TRAVAIL AU NOIR
Trois maçons polonais et leur contremaître, Novak, viennent à Londres pour retaper un appartement sans être déclarés. Novak, autoritaire, est le seul à parler anglais. Lorsqu’il prend connaissance du coup d’État en Pologne, il tait la nouvelle à ses compatriotes…
CRITIQUE DU FILM
Électron libre du cinéma européen, le réalisateur polonais Jerzy Skolimowski, né en 1938, a créé l’événement l’année passée avec son dernier film EO, présenté en compétition officielle au Festival de Cannes et nominé aux Oscars dans la catégorie meilleur film international. Cette reconnaissance ainsi que les nombreux prix remportés par le film couronnent une carrière tumultueuse placée sous le sceau de l’exigence et du refus du compromis. Suite à l’interdiction par la censure de son Haut les mains en 1967, Skolimowski décide de ne plus tourner en Pologne et entame un long exil qui le mènera en Angleterre et plus tard aux États-Unis, avant de rentrer au pays en 1991 puis d’interrompre sa carrière de cinéaste pendant dix-sept ans afin se consacrer à la peinture.

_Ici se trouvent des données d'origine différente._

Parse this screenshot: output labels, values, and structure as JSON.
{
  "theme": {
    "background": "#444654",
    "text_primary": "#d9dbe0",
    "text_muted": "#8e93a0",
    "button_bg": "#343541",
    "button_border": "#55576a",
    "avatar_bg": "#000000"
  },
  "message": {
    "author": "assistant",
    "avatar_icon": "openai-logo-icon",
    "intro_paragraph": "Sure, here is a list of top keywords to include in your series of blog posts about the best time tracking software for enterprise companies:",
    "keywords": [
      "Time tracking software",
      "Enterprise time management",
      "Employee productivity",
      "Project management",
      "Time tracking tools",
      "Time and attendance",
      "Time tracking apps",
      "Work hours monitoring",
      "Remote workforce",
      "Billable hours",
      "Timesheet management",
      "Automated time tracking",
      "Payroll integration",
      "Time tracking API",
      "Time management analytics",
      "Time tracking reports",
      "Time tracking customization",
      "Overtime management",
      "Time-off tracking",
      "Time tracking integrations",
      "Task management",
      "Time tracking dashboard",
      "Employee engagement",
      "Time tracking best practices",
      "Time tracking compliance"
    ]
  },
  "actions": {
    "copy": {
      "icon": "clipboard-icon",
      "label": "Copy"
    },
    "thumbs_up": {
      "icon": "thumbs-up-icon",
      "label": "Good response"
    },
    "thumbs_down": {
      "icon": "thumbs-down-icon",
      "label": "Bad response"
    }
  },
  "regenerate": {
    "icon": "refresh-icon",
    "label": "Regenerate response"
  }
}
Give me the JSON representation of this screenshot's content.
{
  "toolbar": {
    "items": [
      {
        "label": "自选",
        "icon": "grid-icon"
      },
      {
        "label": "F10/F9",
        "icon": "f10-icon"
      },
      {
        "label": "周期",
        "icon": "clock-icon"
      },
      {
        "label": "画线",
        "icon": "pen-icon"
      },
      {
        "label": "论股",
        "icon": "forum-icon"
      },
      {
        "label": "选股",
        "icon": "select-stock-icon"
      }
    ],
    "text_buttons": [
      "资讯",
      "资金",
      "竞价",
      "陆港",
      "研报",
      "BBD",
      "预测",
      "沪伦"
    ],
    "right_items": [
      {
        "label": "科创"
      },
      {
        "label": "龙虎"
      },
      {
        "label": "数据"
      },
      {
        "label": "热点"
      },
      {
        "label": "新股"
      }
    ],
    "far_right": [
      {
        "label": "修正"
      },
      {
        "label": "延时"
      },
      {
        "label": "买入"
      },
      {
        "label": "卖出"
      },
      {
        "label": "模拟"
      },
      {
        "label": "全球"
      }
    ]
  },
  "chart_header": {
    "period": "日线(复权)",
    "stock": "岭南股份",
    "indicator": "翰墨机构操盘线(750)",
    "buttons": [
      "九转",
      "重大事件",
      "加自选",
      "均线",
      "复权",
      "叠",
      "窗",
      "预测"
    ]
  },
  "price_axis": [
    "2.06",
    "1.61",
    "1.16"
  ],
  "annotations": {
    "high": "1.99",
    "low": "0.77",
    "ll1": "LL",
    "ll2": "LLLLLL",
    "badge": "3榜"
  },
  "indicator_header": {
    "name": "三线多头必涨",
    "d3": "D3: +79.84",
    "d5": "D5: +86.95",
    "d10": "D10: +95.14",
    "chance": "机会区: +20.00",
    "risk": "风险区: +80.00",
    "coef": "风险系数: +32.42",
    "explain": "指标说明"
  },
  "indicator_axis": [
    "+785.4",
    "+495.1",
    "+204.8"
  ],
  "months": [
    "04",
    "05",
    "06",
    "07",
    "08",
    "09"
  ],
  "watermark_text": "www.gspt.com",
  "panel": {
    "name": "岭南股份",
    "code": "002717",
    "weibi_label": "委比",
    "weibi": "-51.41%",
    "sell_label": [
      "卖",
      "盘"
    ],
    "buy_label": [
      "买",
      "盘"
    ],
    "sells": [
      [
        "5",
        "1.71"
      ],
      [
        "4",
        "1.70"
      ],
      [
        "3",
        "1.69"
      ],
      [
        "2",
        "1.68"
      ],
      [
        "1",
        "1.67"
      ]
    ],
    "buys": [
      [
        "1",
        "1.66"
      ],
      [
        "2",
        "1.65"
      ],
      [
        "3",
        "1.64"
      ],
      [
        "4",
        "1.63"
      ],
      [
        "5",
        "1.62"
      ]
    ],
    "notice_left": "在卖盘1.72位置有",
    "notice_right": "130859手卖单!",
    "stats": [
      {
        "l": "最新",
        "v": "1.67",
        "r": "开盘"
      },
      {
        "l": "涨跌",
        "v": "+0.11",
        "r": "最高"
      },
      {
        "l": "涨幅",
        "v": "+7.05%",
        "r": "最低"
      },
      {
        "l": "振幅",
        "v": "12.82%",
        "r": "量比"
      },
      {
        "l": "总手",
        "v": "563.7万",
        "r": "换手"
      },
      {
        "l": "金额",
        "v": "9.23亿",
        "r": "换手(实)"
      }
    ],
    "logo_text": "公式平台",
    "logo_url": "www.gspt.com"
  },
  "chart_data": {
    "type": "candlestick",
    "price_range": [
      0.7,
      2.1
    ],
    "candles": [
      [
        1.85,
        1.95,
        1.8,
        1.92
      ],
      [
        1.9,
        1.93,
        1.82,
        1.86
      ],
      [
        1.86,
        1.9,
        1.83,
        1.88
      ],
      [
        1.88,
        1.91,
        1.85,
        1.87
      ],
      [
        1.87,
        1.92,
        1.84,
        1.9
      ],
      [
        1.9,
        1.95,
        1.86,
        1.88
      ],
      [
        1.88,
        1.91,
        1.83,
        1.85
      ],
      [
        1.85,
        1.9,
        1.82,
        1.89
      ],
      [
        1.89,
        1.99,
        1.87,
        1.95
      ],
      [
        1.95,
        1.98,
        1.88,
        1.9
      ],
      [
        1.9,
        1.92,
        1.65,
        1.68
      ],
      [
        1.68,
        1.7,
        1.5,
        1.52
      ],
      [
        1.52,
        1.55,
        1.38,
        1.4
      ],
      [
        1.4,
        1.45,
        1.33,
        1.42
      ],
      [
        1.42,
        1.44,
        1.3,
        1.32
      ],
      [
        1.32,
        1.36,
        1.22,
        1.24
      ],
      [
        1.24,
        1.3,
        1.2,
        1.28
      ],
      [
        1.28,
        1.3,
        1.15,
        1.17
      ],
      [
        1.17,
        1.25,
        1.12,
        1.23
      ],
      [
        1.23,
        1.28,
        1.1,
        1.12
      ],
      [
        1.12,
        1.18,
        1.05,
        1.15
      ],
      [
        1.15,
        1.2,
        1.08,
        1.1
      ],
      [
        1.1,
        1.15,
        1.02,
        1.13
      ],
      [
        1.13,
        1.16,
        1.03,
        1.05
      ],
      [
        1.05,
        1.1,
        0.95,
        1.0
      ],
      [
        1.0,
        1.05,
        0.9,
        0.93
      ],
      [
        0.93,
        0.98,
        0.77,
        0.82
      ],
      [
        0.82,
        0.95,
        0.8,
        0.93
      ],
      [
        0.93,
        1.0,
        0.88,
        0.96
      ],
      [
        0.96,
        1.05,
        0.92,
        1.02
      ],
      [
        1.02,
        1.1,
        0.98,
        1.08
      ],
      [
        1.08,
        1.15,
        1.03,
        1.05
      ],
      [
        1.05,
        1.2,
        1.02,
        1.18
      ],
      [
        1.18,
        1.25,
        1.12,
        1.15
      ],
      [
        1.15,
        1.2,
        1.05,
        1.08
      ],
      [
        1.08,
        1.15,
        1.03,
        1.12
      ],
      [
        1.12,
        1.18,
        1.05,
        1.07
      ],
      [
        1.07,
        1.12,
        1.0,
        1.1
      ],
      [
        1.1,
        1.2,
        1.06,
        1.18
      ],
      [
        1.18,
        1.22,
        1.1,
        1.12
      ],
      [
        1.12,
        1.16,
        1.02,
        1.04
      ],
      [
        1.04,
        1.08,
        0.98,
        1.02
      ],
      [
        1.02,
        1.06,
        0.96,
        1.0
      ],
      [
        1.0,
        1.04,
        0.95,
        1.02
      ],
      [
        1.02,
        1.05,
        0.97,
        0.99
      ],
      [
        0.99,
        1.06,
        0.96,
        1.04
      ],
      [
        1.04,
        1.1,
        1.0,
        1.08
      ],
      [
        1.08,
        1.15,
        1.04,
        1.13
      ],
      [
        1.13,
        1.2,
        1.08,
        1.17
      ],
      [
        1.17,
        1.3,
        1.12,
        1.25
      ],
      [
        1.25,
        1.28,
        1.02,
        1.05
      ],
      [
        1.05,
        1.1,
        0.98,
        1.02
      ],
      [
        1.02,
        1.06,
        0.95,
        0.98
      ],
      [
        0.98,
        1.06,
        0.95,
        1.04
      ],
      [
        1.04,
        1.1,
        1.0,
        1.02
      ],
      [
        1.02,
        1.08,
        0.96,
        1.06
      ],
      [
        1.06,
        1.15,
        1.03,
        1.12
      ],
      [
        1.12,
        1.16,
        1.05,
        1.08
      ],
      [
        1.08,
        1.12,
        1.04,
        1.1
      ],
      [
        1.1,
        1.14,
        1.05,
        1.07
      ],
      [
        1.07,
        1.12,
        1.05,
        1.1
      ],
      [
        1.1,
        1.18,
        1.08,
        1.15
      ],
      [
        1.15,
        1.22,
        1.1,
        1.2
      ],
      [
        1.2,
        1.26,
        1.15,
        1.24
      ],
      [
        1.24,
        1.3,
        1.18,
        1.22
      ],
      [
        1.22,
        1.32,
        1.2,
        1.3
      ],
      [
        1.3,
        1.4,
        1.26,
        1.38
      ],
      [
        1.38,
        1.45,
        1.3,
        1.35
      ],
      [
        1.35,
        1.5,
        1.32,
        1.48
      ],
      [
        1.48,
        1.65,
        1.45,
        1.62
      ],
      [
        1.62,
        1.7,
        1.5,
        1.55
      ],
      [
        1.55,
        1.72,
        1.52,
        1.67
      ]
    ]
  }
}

C’est à Londres en 1982 qu’il tourne ce Travail au noir (Moonlighting), récit d’un exil opportuniste qui voit quatre ouvriers polonais envoyés dans la capitale anglaise pour rénover l’appartement d’un commanditaire restant dans l’ombre. Leur chef, Novak, joué par un Jeremy Irons tout à fait crédible dans le rôle d’un Polonais, tente de gérer cette affaire du mieux possible malgré l’hostilité des voisins, les conditions de travail plus que précaires, et surtout la déclaration de loi martiale en Pologne par le général Wojciech Jaruzelski dans la nuit du 12 au 13 décembre 1981. Afin de ne pas saper le moral de ses ouvriers et de permettre au chantier d’être terminé dans les temps, Novak décide de leur cacher la vérité, dans un geste à la fois clément et irresponsable.
Travail au noir est une fiction à la saveur d’un documentaire. Le film nous plonge d’abord dans un ville sale, pauvre et inhospitalière, où les effets de la récession économique se font fortement sentir. Dans cette précarité, les Polonais s’étonnent de trouver du Coca Cola au supermarché du coin, mais ne profitent en rien de la vie en dehors du bloc communiste. Ils sont là pour être exploités et leur seul lot de consolation sera l’achat d’une montre. À ce cynisme du scénario s’ajoute grâce à la mise en scène l’empathie pour le personnage de Novak, auquel Jeremy Irons donne toute sa fragilité et ses contradictions, et que la caméra ne quitte pas un instant. Un homme à qui on a confié une mission et qui fait tout pour la mener à bien, déployant au passage des trésors d’ingénuité.
L’utilisation inventive de la musique, composée par Stanley Myers avec un débutant alors inconnu du nom de Hans Zimmer, notamment l’utilisation d’un drone – une note suspendue faisant penser à un bourdon – accentue la sensation de malaise.
Loin de son pays, Skolimowski trouve indirectement un moyen pour évoquer la crise politique en cours tout en brossant un portrait implacable de la soumission. Voir Novak arracher les affiches de la fédération de syndicats polonais Solidarność pour que ses compatriotes ne les voient pas en dit long sur la démarche de cet artiste libre qui, en 1968, ne voulait pas s’engager politiquement, déclarant à l’époque « laisser la politique aux politiciens ».
Malgré cette désinvolture apparente – ou peut-être grâce à elle – Travail au noir n’en reste pas moins une œuvre âpre et sans concession dans laquelle l’oppression et le peur liées à l’exil étouffent au point de laisser en nous une empreinte indélébile. Le film a reçu le prix du scénario à Cannes en 1982.